Opinion polls indicate at least half of teachers don't like the law, but its political strength is obvious. Its political strength is obvious. I know of no major politician who has won an election campaigning against No Child Left Behind. Anyone who tries is going to hear this from every opponent: "Oh, so you DON'T want our schools to be accountable? We have to show progress at our jobs. Why shouldn't our kids' teachers do the same?"
The two candidates do differ on vouchers. McCain supports these tax-funded scholarships for students who want to attend private school. Obama does not. But that issue is going nowhere. Voters may someday embrace the idea, but so far it usually loses on state ballots. Both candidates know that.
That is not to say that the two candidates, and their education advisers, don't have interesting ideas about improving schools. The Education Week Web site edweek.org (bias alert: I am on their board) has the webcast and transcript of a recent debate at Columbia University Teachers College between Obama adviser Linda Darling-Hammond and McCain adviser Lisa Graham Keegan. Darling-Hammond, an influential Stanford professor who has been creating new schools, talked of expanding preschools, developing better tests and studying what has worked for teachers in other developed countries. Keegan, a former Arizona superintendent of public instruction and a national policy expert, emphasized new ways to keep states from diluting standards, to raise teacher recruitment to a new level and to change school cultures.

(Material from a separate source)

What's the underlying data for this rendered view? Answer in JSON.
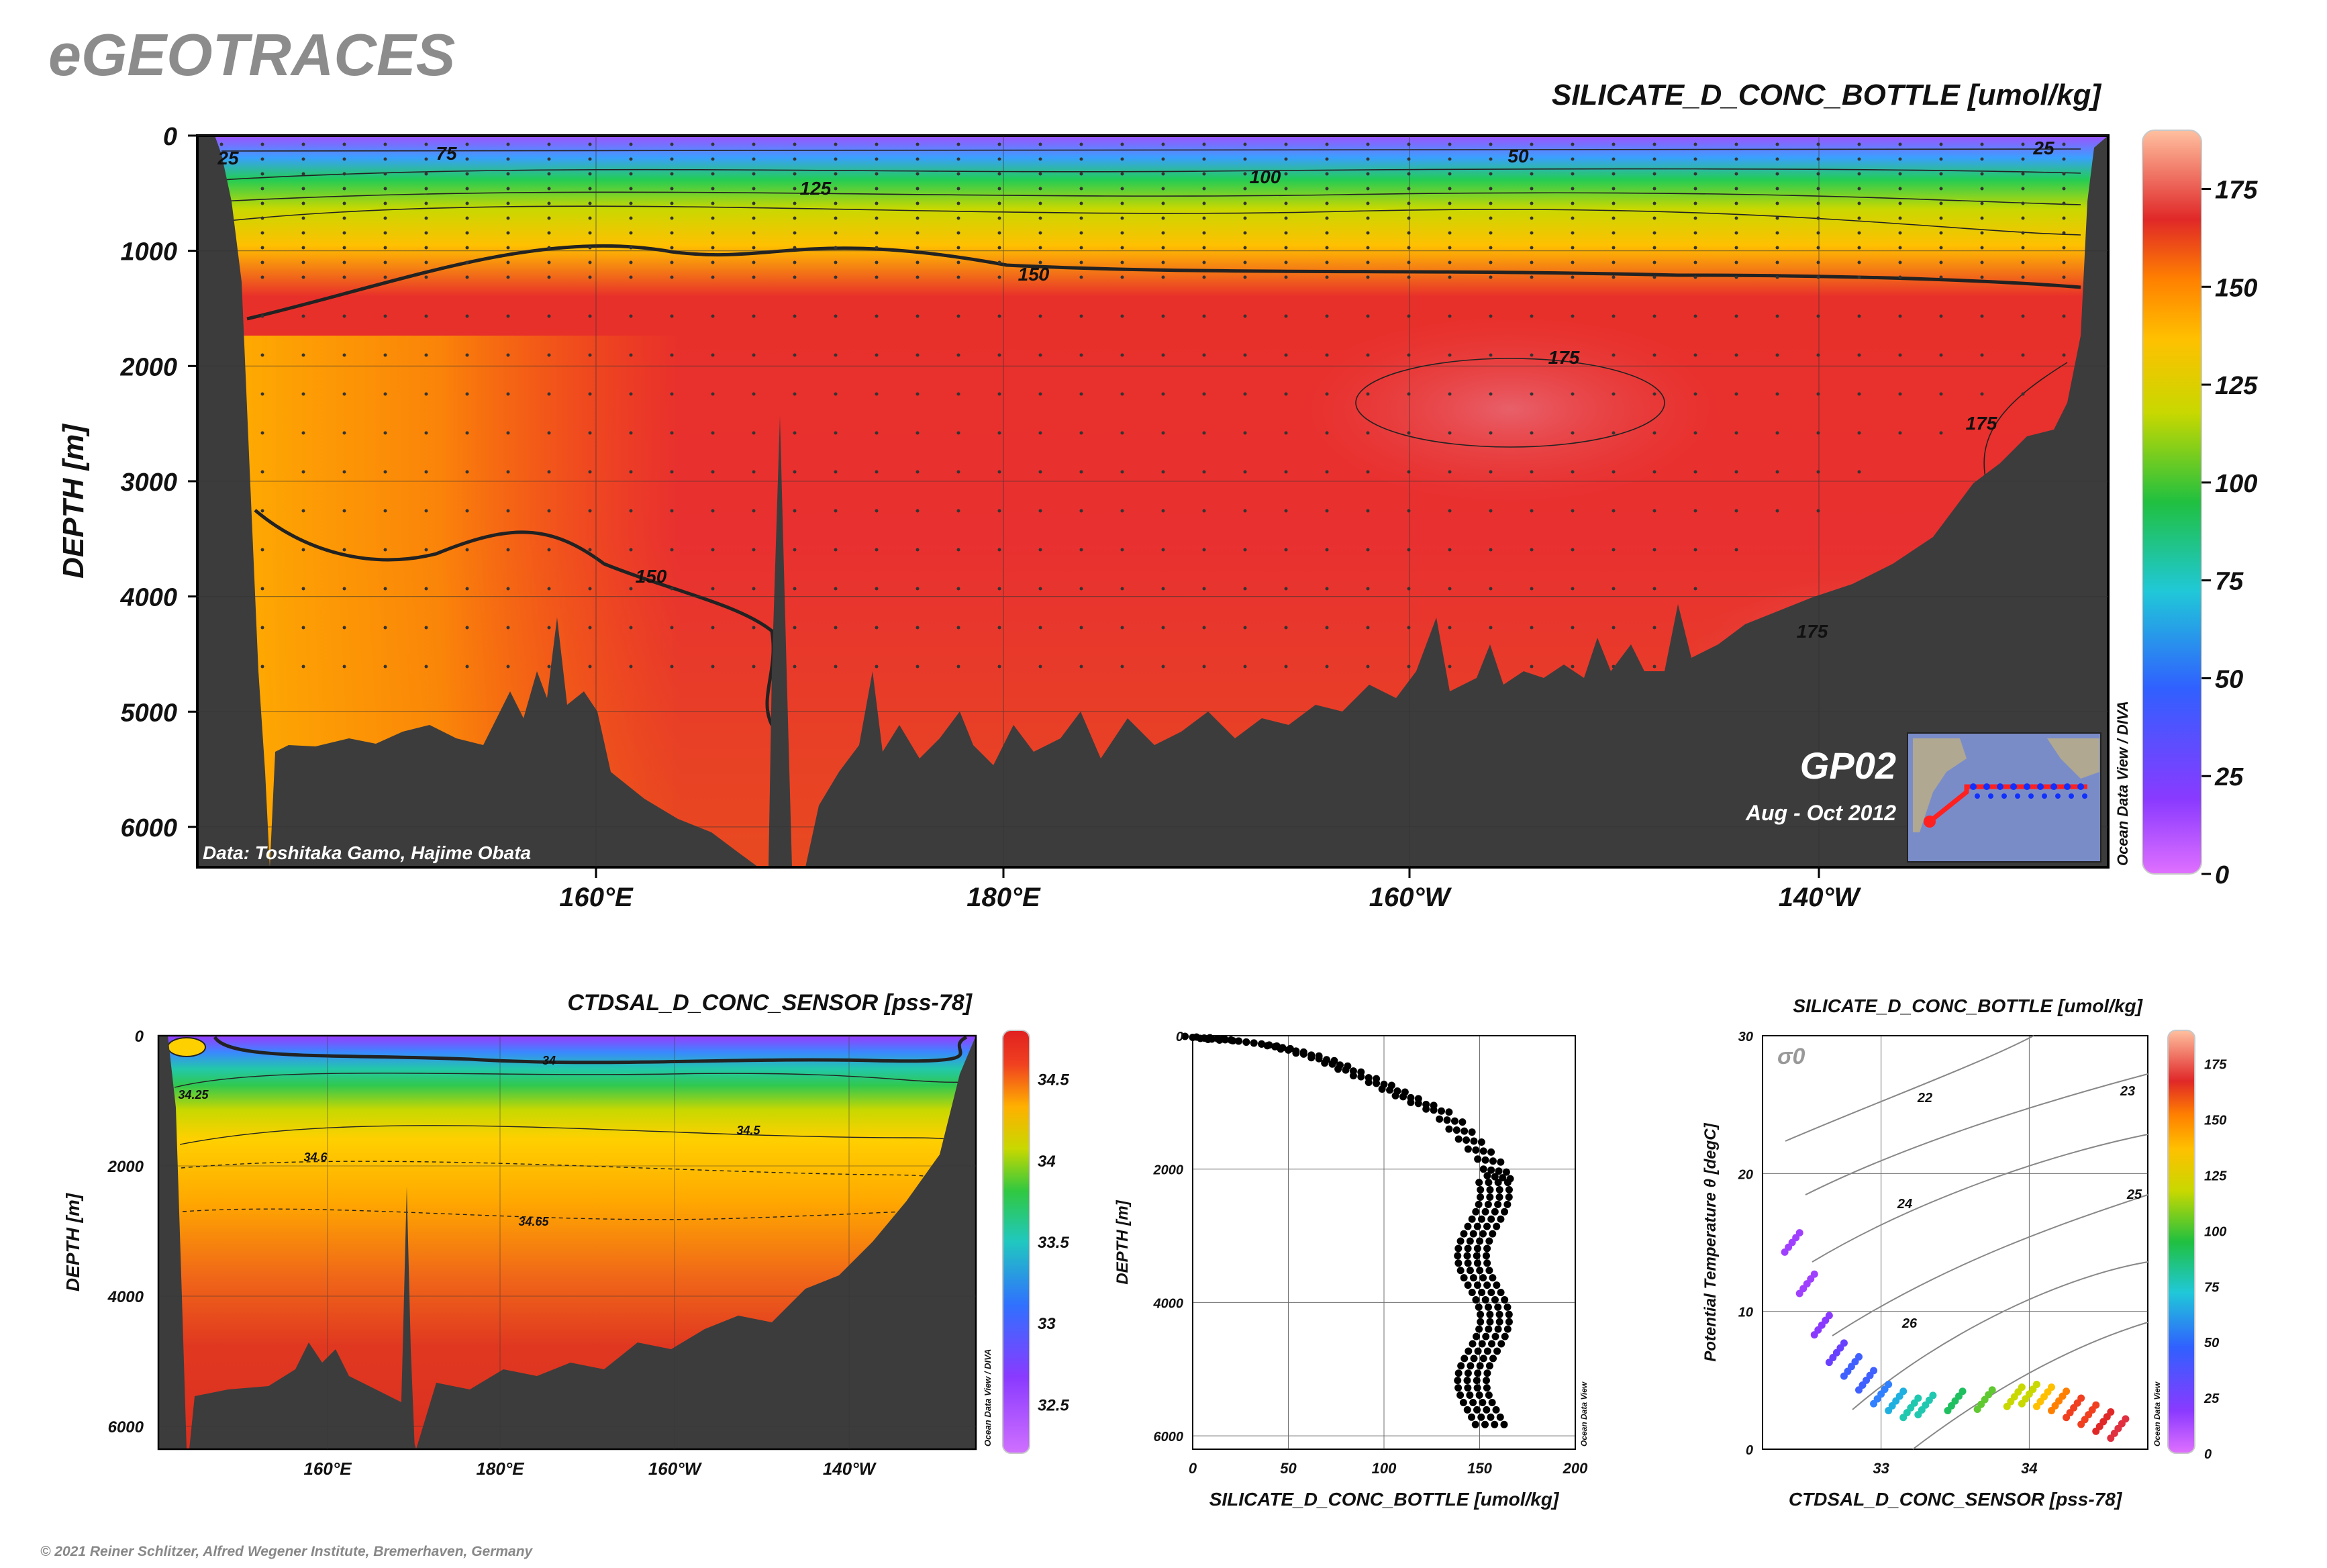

But their similarities in the debate outweighed their differences. Both favored shifting our state tests to what is called a value-added model. That means instead of reporting how average test scores for this year's fifth grade compared with last year's fifth grade, tests would track how much each individual student improved from one year to the next. This makes sense, because everyone agrees we should focus on the progress of each child. I only wish the two advisers had been asked about a farsighted story by Edweek reporter Stephen Sawchuk revealing that, in some states, legislators supported by teacher unions have barred any use of those individual progress reports in assessing teachers.
The campaigns seem to be adopting each other's ideas. Darling-Hammond was for years the most prominent national critic of the Teach for America program, which places bright college graduates in urban and rural classrooms after just a summer of training. She argued that the TFA corps members were not prepared to teach children already struggling with their lessons. She pointed out that corps members committed to serve only two years and on average did little better than non-TFA teachers in that short period of time. And, of course, the program became popular with Republicans.

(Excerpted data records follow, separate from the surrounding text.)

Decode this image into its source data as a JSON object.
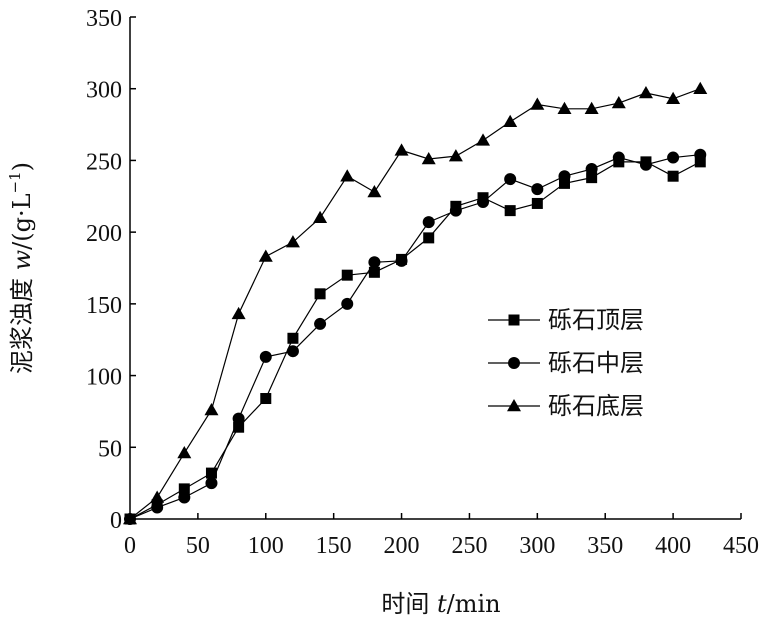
{
  "chart_data": {
    "type": "line",
    "xlabel_prefix": "时间 ",
    "xlabel_var": "t",
    "xlabel_unit": "/min",
    "ylabel_prefix": "泥浆浊度 ",
    "ylabel_var": "w",
    "ylabel_unit": "/(g·L",
    "ylabel_exp": "−1",
    "ylabel_close": ")",
    "xlim": [
      0,
      450
    ],
    "ylim": [
      0,
      350
    ],
    "xticks": [
      0,
      50,
      100,
      150,
      200,
      250,
      300,
      350,
      400,
      450
    ],
    "yticks": [
      0,
      50,
      100,
      150,
      200,
      250,
      300,
      350
    ],
    "legend_position": "right-center",
    "grid": false,
    "series": [
      {
        "name": "砾石顶层",
        "marker": "square",
        "x": [
          0,
          20,
          40,
          60,
          80,
          100,
          120,
          140,
          160,
          180,
          200,
          220,
          240,
          260,
          280,
          300,
          320,
          340,
          360,
          380,
          400,
          420
        ],
        "y": [
          0,
          10,
          21,
          32,
          64,
          84,
          126,
          157,
          170,
          172,
          181,
          196,
          218,
          224,
          215,
          220,
          234,
          238,
          249,
          249,
          239,
          249
        ]
      },
      {
        "name": "砾石中层",
        "marker": "circle",
        "x": [
          0,
          20,
          40,
          60,
          80,
          100,
          120,
          140,
          160,
          180,
          200,
          220,
          240,
          260,
          280,
          300,
          320,
          340,
          360,
          380,
          400,
          420
        ],
        "y": [
          0,
          8,
          15,
          25,
          70,
          113,
          117,
          136,
          150,
          179,
          180,
          207,
          215,
          221,
          237,
          230,
          239,
          244,
          252,
          247,
          252,
          254
        ]
      },
      {
        "name": "砾石底层",
        "marker": "triangle",
        "x": [
          0,
          20,
          40,
          60,
          80,
          100,
          120,
          140,
          160,
          180,
          200,
          220,
          240,
          260,
          280,
          300,
          320,
          340,
          360,
          380,
          400,
          420
        ],
        "y": [
          0,
          15,
          46,
          76,
          143,
          183,
          193,
          210,
          239,
          228,
          257,
          251,
          253,
          264,
          277,
          289,
          286,
          286,
          290,
          297,
          293,
          300
        ]
      }
    ]
  }
}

But in the 18 years since it was born, Teach for America has recruited some exceptional teaching talents who have become successful school leaders and caught Obama's eye. At the debate, Darling-Hammond was at least partly transformed into a TFA fan. She said her candidate "is in favor of recruiting academically able people. He appreciates the Teach for America recruits that come in and teach where needed."
Keegan similarly leaned in the Democrats' direction by putting more emphasis on the importance of charter schools -- independent public schools run with taxpayer money -- than the vouchers that the GOP loves. Both parties now like charter schools, and Keegan was instrumental in Arizona's becoming one of the most charter-friendly states in the country.

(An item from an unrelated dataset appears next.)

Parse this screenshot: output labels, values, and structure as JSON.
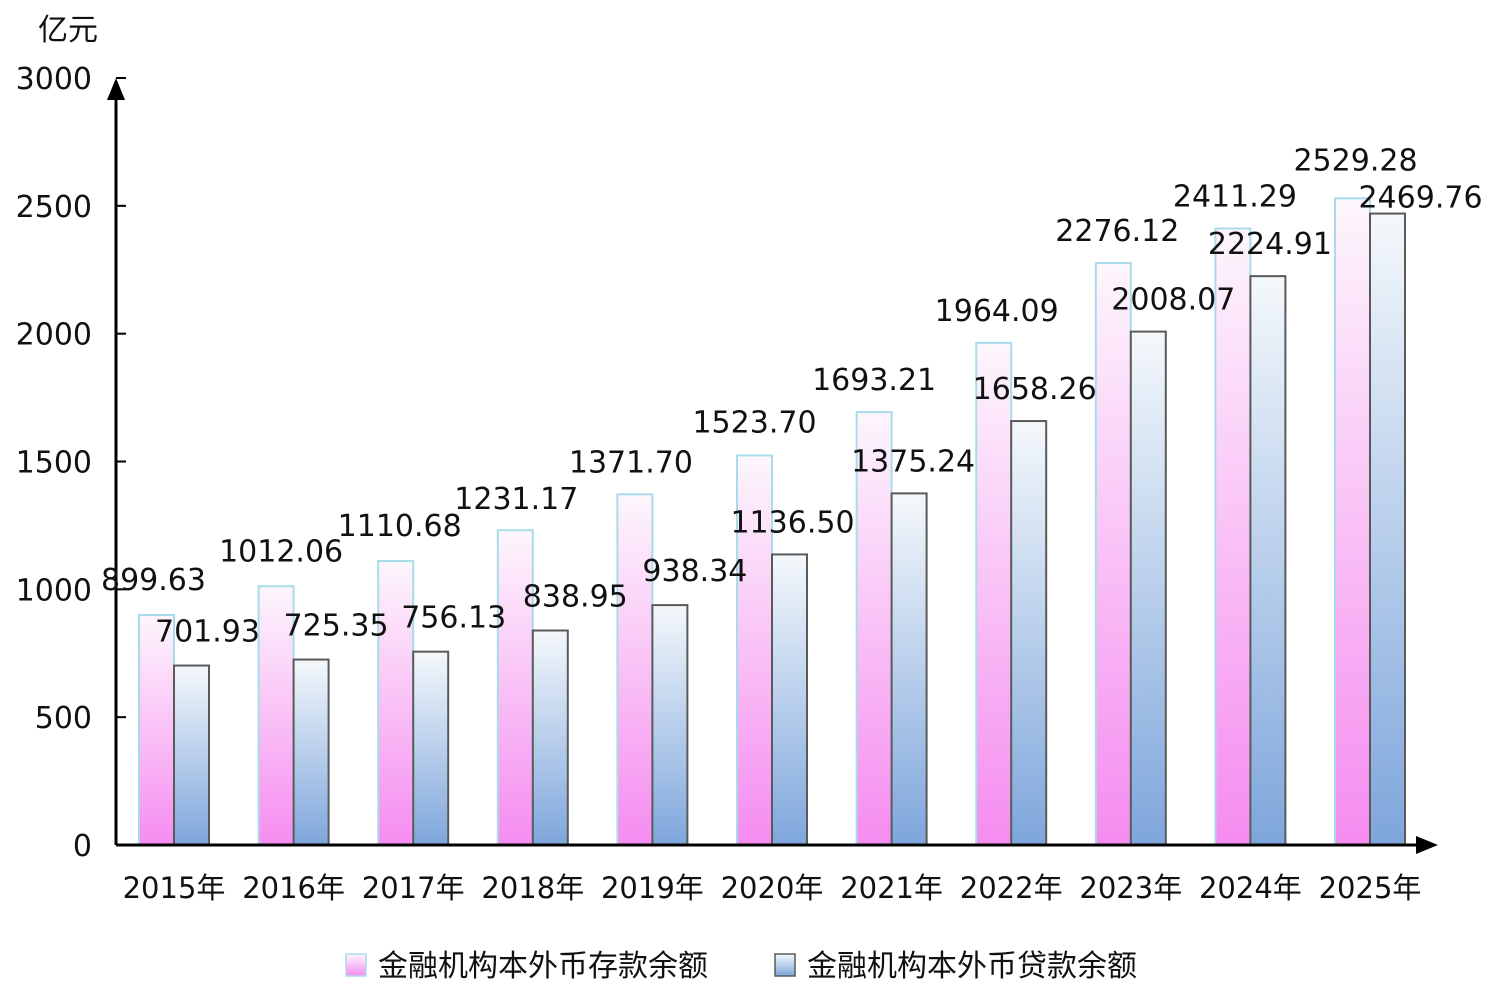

Many people do not like charters. Many people do not like No Child Left Behind. Many people do not like the idea of the federal government setting higher school standards for everybody. Many people do not like Bush's education program. They would prefer that states and localities make all important school decisions, that children be assessed by well-chosen and well-paid teachers rather than test scores and that tax dollars be spent just on regular public schools.
They make good arguments for their side in this debate, but the next education president is not listening to them. In future campaigns, they are going to have to work very hard to find any national leader who will.